Vyrin adjusted his shoulder belt with the sapper’s entrenching tools; Ievlev folded his hands round the handle of an immense blacksmith’s hammer; Timofei Stepanovich flung his mace over his shoulder like a wandering pilgrim. Kruchina made sure that his bayonet moved easily in its scabbard. Sukharev toyed with a weighty chain wound round his hand, with three heavy padlocks dangling from its links.

“Right, come on, Alexei,” Margarita Tikhonovna’s voice murmured again. “We’re all waiting for your command.”

I cleared my throat, plucked up my courage and said:

“Let’s go, comrades…”

I suddenly felt as if I had stepped off a cliff. My throat choked on a cold void as I fell, hearing the world spinning round me, or perhaps it was the wings of the black bat of panic fluttering in my head.
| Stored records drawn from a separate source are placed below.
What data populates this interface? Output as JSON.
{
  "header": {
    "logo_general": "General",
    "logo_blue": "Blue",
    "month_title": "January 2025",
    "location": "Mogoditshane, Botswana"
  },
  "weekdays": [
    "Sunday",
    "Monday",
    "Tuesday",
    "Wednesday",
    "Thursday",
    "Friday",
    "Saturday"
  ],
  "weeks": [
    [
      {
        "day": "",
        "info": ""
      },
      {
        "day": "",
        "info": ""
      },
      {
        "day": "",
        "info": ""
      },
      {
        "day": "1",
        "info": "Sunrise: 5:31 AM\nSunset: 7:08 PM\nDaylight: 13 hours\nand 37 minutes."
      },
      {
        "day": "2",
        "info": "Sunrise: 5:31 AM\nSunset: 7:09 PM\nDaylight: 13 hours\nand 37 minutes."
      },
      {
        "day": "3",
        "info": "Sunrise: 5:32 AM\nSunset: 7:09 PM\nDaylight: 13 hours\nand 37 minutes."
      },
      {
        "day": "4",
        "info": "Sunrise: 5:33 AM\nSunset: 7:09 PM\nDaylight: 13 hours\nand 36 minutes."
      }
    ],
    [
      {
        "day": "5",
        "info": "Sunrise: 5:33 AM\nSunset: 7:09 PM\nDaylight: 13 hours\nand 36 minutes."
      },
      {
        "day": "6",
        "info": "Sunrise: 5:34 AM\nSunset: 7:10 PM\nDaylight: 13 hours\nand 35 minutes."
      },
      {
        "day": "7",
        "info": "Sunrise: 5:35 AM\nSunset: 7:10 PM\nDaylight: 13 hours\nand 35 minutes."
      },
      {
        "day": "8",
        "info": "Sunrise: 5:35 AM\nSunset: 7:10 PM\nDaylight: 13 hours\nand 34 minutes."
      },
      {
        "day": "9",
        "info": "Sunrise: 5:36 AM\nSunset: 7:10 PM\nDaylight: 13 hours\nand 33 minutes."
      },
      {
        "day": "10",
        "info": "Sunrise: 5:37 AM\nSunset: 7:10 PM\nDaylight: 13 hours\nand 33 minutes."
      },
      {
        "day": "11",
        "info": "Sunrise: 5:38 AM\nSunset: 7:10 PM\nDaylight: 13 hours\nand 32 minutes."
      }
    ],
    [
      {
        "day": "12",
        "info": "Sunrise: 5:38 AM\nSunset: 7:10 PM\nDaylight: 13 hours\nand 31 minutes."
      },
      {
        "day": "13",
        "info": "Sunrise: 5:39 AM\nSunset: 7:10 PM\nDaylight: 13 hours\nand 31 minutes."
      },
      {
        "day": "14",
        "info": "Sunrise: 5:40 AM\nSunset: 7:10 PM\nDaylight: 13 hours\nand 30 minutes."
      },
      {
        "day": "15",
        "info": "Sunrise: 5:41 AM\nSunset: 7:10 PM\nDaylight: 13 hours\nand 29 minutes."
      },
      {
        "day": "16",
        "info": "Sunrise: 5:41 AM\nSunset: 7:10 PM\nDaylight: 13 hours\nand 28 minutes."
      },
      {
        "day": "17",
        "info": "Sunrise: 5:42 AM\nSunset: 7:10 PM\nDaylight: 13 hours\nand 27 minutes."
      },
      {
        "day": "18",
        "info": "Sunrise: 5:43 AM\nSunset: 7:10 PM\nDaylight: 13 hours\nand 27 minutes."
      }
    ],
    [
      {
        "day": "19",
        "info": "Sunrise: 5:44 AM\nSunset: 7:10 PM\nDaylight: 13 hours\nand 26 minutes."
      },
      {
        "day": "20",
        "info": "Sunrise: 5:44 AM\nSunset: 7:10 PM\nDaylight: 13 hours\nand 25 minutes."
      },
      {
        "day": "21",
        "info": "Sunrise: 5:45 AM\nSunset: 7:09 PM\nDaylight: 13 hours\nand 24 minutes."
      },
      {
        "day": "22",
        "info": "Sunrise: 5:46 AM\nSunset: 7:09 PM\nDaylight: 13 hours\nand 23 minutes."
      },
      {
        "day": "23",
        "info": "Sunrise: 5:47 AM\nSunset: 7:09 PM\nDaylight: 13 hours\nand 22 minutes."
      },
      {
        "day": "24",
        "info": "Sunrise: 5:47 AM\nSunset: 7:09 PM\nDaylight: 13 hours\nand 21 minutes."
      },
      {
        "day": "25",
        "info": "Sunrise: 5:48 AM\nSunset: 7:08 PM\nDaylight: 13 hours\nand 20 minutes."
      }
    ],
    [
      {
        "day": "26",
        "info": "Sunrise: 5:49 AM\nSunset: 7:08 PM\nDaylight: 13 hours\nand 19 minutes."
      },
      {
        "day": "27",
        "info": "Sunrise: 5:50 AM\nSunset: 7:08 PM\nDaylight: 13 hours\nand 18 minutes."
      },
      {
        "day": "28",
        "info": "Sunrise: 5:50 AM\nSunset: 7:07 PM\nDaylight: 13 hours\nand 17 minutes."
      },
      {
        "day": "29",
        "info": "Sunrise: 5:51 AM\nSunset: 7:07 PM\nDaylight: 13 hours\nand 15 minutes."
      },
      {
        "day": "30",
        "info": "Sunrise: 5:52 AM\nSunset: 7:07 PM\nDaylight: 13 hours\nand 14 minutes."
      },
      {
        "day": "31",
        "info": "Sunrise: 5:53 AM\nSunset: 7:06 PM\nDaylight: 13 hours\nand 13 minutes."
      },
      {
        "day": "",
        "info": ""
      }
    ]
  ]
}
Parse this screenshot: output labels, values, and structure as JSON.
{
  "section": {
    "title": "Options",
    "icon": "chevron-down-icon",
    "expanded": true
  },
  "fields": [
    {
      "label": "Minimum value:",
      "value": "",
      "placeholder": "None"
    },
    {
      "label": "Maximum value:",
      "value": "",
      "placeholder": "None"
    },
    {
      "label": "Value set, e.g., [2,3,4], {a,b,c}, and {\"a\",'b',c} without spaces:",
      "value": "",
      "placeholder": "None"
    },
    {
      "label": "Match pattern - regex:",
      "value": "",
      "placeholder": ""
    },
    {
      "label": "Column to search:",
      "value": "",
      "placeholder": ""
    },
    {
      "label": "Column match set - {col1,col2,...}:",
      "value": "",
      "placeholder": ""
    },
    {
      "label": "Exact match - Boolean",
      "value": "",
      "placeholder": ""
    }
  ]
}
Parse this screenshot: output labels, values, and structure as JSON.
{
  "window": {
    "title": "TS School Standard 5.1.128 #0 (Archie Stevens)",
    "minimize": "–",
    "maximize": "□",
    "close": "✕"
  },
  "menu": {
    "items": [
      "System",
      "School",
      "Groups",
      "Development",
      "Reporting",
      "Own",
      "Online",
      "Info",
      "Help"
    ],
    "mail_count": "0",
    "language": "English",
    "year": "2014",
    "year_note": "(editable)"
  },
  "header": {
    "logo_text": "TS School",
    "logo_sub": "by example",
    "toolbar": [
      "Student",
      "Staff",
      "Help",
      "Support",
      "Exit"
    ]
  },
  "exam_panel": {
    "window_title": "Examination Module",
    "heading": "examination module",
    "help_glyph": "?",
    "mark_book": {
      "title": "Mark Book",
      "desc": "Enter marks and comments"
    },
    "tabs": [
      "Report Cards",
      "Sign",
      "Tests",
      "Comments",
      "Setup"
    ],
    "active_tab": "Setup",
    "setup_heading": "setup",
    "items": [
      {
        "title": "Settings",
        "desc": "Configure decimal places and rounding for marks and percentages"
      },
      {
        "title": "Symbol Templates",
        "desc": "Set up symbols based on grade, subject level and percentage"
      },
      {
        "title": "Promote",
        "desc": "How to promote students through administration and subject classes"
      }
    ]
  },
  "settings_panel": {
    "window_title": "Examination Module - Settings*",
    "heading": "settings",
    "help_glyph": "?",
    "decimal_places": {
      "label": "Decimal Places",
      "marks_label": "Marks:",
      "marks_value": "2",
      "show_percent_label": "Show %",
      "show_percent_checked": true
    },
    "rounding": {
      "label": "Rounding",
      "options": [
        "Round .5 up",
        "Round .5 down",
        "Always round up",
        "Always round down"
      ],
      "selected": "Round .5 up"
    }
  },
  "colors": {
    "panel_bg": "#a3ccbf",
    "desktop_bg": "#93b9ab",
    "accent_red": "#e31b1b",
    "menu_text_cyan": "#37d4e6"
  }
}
I didn’t know the way. Lutsis and Margarita Tikhonovna led me along, and our entire brigade of thirty-five set off after us. We walked through bushes and a dense plantation of poplars, beyond
which lay a boundless open field and a lilac horizon. Fear tore through the poplar trees like a demented squirrel, from branch to branch, from dark foreboding to nightmarish realization. In the grassy expanse it scattered into the air, finding no foothold.

And then I heard my own footsteps and saw the people escorting me with different eyes, and my heart stopped racing—or I forgot how to hear it and feel it. I suddenly fancied that I had experienced this menacing calm many times before—only then, instead of the terror that had now receded, I was filled with pride for the people walking with me, for the heroic feat of arms they would perform…

Soon a distinct incline appeared ahead of us and we walked down it to the bottom of a shallow depression about half the size of a football pitch. Our brigade simply disappeared under the ground; walls rising to a height of several metres and tall grass concealed us securely.

Spectators—about two hundred of them—took up positions on the slopes. The observers—about ten, among whom I recognized Tereshnikov—sat separately, with the guards stationed beside them.